Le incertezze sull’esito finale della lunga seduta, durata 24 ore, sono state vissute come un incubo dal presidente Raffaele Lombardo. C’era il rischio, non ancora superato, che per alcune voci prive di una copertura finanziaria certa scattasse la bocciatura del commissario dello Stato. Lombardo ha pensato a questo punto di rivolgere alle cinque del mattino un appello ai parlamentari per una linea di maggiore rigore. Ha sottolineato la necessità di evitare sprechi per non mettere a rischio la manovra. Di conseguenza il governo ha presentato un emendamento che cerca di disciplinare la spesa stabilendo che per tutto il 2009 venga autorizzata in dodicesimi. In sostanza la Regione non potrà assumere impegni per l’intero esercizio ma solo mese per mese. Questa manovra comporterà problemi notevoli nella gestione delle iniziative e dei contratti. Il provvedimento è stato approvato anche con il voto favorevole del Pd. È la dimostrazione, è stato osservato dall'opposizione, che non c’è certezza sulle entrate.

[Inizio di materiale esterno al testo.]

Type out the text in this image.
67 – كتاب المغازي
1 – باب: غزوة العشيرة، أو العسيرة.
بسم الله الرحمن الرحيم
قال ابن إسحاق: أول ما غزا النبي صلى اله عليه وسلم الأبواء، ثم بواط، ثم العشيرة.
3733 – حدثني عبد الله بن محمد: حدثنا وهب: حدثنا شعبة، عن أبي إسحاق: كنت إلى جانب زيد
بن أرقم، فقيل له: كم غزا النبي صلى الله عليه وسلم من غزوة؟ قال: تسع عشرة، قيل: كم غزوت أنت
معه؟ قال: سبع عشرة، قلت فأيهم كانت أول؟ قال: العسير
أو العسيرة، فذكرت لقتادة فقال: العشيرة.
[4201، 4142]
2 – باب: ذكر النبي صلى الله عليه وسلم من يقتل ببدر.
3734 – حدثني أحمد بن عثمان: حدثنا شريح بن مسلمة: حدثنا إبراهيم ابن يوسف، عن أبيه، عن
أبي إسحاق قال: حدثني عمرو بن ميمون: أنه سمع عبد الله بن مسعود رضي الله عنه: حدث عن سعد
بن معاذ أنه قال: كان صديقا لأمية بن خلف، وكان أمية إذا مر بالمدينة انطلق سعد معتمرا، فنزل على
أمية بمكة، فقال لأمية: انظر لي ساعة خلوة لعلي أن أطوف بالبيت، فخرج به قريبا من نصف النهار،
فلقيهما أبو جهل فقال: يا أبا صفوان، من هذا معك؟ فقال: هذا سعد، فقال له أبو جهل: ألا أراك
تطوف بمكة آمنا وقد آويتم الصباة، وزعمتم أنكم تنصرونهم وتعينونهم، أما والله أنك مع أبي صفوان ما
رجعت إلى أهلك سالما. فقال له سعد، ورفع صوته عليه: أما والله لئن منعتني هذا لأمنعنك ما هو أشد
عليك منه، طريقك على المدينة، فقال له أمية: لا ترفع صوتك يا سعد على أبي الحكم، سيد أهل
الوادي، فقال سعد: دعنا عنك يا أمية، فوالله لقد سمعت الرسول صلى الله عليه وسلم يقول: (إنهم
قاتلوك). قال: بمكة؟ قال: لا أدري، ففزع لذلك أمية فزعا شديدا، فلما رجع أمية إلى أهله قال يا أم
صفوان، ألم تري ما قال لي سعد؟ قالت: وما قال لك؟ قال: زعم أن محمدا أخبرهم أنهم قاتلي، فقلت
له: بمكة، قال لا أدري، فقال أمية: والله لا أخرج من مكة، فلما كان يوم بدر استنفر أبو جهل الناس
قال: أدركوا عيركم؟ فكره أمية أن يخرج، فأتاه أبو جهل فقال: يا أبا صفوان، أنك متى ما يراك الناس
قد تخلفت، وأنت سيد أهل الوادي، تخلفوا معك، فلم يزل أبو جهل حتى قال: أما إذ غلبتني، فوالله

Dopo una sospensione di due ore il governo ha presentato un maxi emendamento da 60 milioni di euro che cercava di introdurre altre 37 norme su molte questioni tra cui un finanziamento straordinario per Palermo e Catania che avrebbe richiesto un impegno ventennale di 15 milioni di euro l’anno. Ma le perplessità dell’opposizione e di alcuni settori della stessa maggioranza hanno indotto l’assessore al bilancio a ritirare il maxiemendamento con l’impegno di ricorrere successivamente a un disegno di legge apposito.
A causa di queste indeterminatezze, riferibili soprattutto alle entrate, è stato assunto anche l’impegno di aprire una “finestra” legislativa prima delle elezioni europee per approvare un pacchetto di norme sull’emergenza sociale. Ma anche per rimediare a eventuali impugnazioni di articoli da parte del commissario dello Stato.